Sarjana Bukan Segalanya
Ilustrasi wisuda--Foto: Ant
Oleh Raihan Muhammad
Direktur Eksekutif Amnesty UNNES, Pegiat Politik dan Hukum
__________________________________________
BABELPOS.ID - Tanggal 29 September diperingati sebagai Hari Sarjana Nasional. Momentum ini lahir sebagai penghargaan terhadap perjuangan intelektual dan kerja keras menempuh pendidikan tinggi. Gelar sarjana sering dipandang sebagai simbol capaian akademik sekaligus harapan untuk lahirnya generasi berpengetahuan.

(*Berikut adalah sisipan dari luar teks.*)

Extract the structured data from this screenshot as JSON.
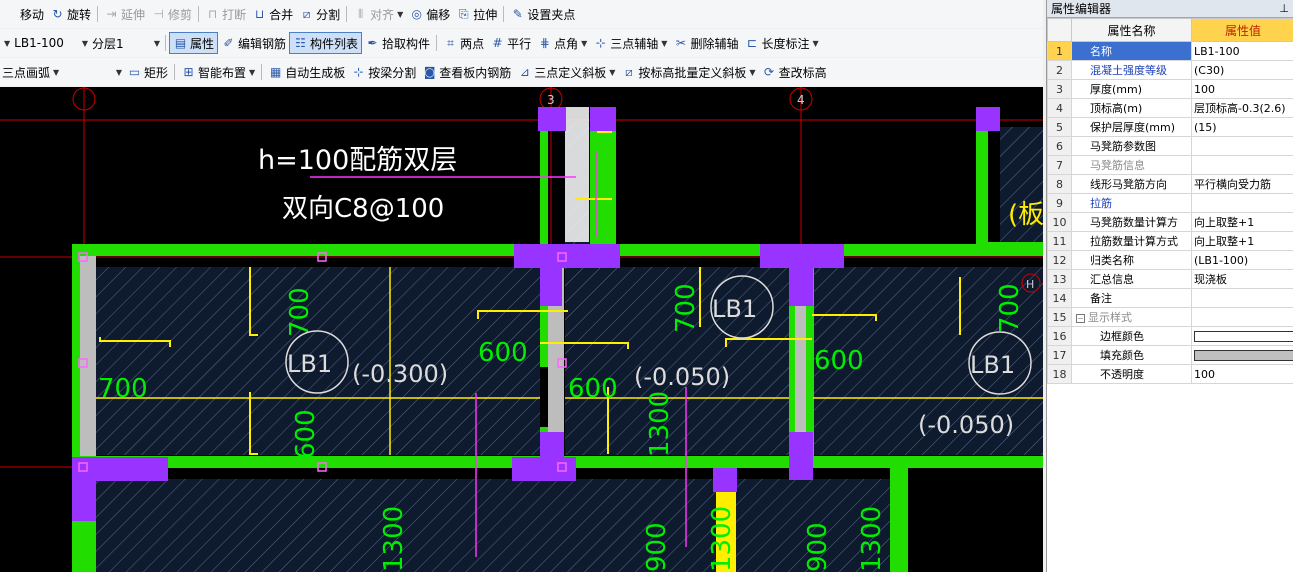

Namun, gelar akademik tidak otomatis sejalan dengan integritas, kepemimpinan, maupun profesionalisme. Sejarah panjang bangsa ini memperlihatkan banyak pemegang ijazah tinggi justru tersandung penyalahgunaan kewenangan, sementara mereka yang tidak berpendidikan tinggi mampu memberi teladan etos kerja dan moralitas publik.
Refleksi atas Hari Sarjana Nasional seharusnya menegaskan bahwa pendidikan tinggi adalah penting, tetapi bukan satu-satunya ukuran kualitas manusia dan pejabat publik. Ijazah hanyalah pintu masuk, bukan jaminan lahirnya dedikasi maupun kompetensi substantif.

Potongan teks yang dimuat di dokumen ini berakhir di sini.